Question

The electron mobility \( \mu_n \) in a non-degenerate germanium semiconductor at 300 K is 0.38 m$^2$/Vs. The electron diffusivity \( D_n \) at 300 K (in cm$^2$/s, rounded off to the nearest integer) is _________.

• A. 26
• B. 98
• C. 38
• D. 10

Hint:

To find the electron diffusivity, use the Einstein relation involving the Boltzmann constant, temperature, charge of an electron, and mobility.
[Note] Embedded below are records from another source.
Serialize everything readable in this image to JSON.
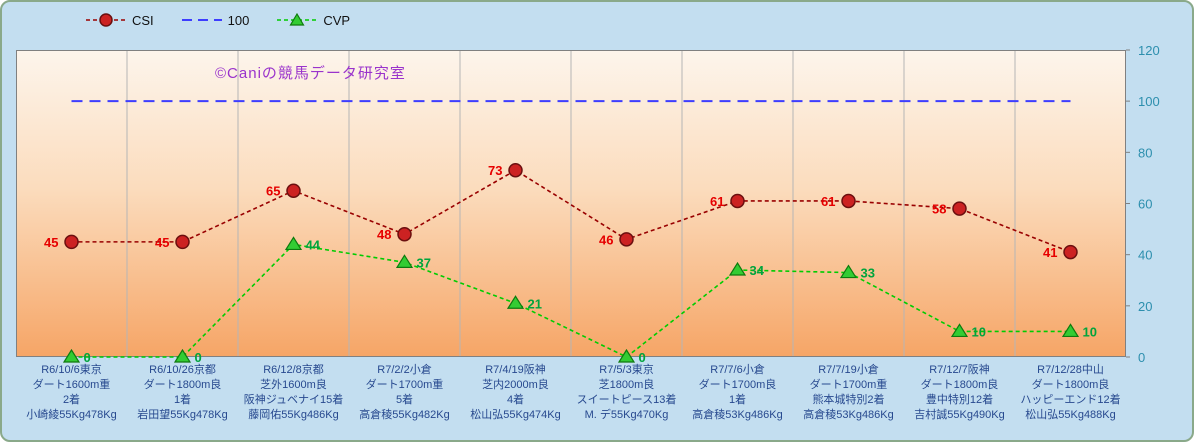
{
  "watermark": "©Caniの競馬データ研究室",
  "legend": {
    "items": [
      {
        "label": "CSI",
        "marker": "circle-on-dashed-line"
      },
      {
        "label": "100",
        "marker": "dashed-line"
      },
      {
        "label": "CVP",
        "marker": "triangle-on-dashed-line"
      }
    ]
  },
  "colors": {
    "outer_bg": "#c3def0",
    "frame_border": "#8aa98a",
    "plot_gradient_top": "#fdf5ec",
    "plot_gradient_mid": "#fbdcbd",
    "plot_gradient_bottom": "#f6a566",
    "plot_border": "#808080",
    "gridline": "#b5b5b5",
    "csi_line": "#990000",
    "csi_marker_fill": "#cc2222",
    "csi_marker_stroke": "#6b0f0f",
    "csi_label": "#e60000",
    "ref_line": "#3d3dff",
    "cvp_line": "#00cc00",
    "cvp_marker_fill": "#33cc33",
    "cvp_marker_stroke": "#0e7a0e",
    "cvp_label": "#00a43c",
    "y_axis_text": "#2d8fae",
    "x_axis_text": "#27498f",
    "watermark": "#9a33cc"
  },
  "chart_data": {
    "type": "line",
    "title": "",
    "legend_position": "top",
    "grid": "vertical-only",
    "y_axis_side": "right",
    "ylim": [
      0,
      120
    ],
    "yticks": [
      0,
      20,
      40,
      60,
      80,
      100,
      120
    ],
    "categories": [
      [
        "R6/10/6東京",
        "ダート1600m重",
        "2着",
        "小崎綾55Kg478Kg"
      ],
      [
        "R6/10/26京都",
        "ダート1800m良",
        "1着",
        "岩田望55Kg478Kg"
      ],
      [
        "R6/12/8京都",
        "芝外1600m良",
        "阪神ジュベナイ15着",
        "藤岡佑55Kg486Kg"
      ],
      [
        "R7/2/2小倉",
        "ダート1700m重",
        "5着",
        "高倉稜55Kg482Kg"
      ],
      [
        "R7/4/19阪神",
        "芝内2000m良",
        "4着",
        "松山弘55Kg474Kg"
      ],
      [
        "R7/5/3東京",
        "芝1800m良",
        "スイートピース13着",
        "M. デ55Kg470Kg"
      ],
      [
        "R7/7/6小倉",
        "ダート1700m良",
        "1着",
        "高倉稜53Kg486Kg"
      ],
      [
        "R7/7/19小倉",
        "ダート1700m重",
        "熊本城特別2着",
        "高倉稜53Kg486Kg"
      ],
      [
        "R7/12/7阪神",
        "ダート1800m良",
        "豊中特別12着",
        "吉村誠55Kg490Kg"
      ],
      [
        "R7/12/28中山",
        "ダート1800m良",
        "ハッピーエンド12着",
        "松山弘55Kg488Kg"
      ]
    ],
    "series": [
      {
        "name": "CSI",
        "style": "dashed",
        "marker": "circle",
        "values": [
          45,
          45,
          65,
          48,
          73,
          46,
          61,
          61,
          58,
          41
        ]
      },
      {
        "name": "100",
        "style": "dashed",
        "marker": "none",
        "values": [
          100,
          100,
          100,
          100,
          100,
          100,
          100,
          100,
          100,
          100
        ]
      },
      {
        "name": "CVP",
        "style": "dashed",
        "marker": "triangle",
        "values": [
          0,
          0,
          44,
          37,
          21,
          0,
          34,
          33,
          10,
          10
        ]
      }
    ]
  }
}
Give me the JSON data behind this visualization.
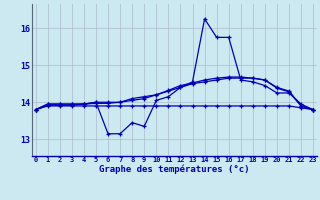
{
  "title": "Graphe des températures (°c)",
  "background_color": "#cce8f0",
  "grid_color": "#aabbcc",
  "line_color": "#0000bb",
  "x_labels": [
    "0",
    "1",
    "2",
    "3",
    "4",
    "5",
    "6",
    "7",
    "8",
    "9",
    "10",
    "11",
    "12",
    "13",
    "14",
    "15",
    "16",
    "17",
    "18",
    "19",
    "20",
    "21",
    "22",
    "23"
  ],
  "yticks": [
    13,
    14,
    15,
    16
  ],
  "ylim": [
    12.55,
    16.65
  ],
  "xlim": [
    -0.3,
    23.3
  ],
  "series": [
    [
      13.8,
      13.95,
      13.95,
      13.95,
      13.95,
      14.0,
      14.0,
      14.0,
      14.1,
      14.15,
      14.2,
      14.3,
      14.4,
      14.5,
      14.55,
      14.6,
      14.65,
      14.65,
      14.65,
      14.6,
      14.4,
      14.3,
      13.9,
      13.8
    ],
    [
      13.8,
      13.9,
      13.9,
      13.9,
      13.9,
      13.9,
      13.9,
      13.9,
      13.9,
      13.9,
      13.9,
      13.9,
      13.9,
      13.9,
      13.9,
      13.9,
      13.9,
      13.9,
      13.9,
      13.9,
      13.9,
      13.9,
      13.85,
      13.8
    ],
    [
      13.8,
      13.92,
      13.92,
      13.92,
      13.95,
      13.97,
      13.97,
      14.0,
      14.05,
      14.1,
      14.2,
      14.32,
      14.45,
      14.52,
      14.6,
      14.65,
      14.68,
      14.68,
      14.65,
      14.6,
      14.38,
      14.28,
      13.9,
      13.8
    ],
    [
      13.8,
      13.95,
      13.95,
      13.95,
      13.95,
      14.0,
      13.15,
      13.15,
      13.45,
      13.35,
      14.05,
      14.15,
      14.4,
      14.55,
      16.25,
      15.75,
      15.75,
      14.6,
      14.55,
      14.45,
      14.25,
      14.25,
      13.95,
      13.8
    ]
  ]
}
Don't forget to convert the result to the correct units.

Answer 1

The Correct Option is B

The electron diffusivity \( D_n \) is related to the electron mobility \( \mu_n \) by the Einstein relation: \[ D_n = \frac{k_B T}{q} \cdot \mu_n, \] where:
\( k_B = 1.38 \times 10^{-23} \, {J/K} \) (Boltzmann constant),
\( T = 300 \, {K} \) (temperature),
\( q = 1.6 \times 10^{-19} \, {C} \) (charge of an electron).
Substituting the given values: \[ D_n = \frac{(1.38 \times 10^{-23}) \cdot 300}{1.6 \times 10^{-19}} \cdot 0.38. \] \[ D_n = \frac{4.14 \times 10^{-21}}{1.6 \times 10^{-19}} \cdot 0.38 = 0.098 \, {m}^2/{s} = 98 \, {cm}^2/{s}. \] Thus, the correct answer is (B).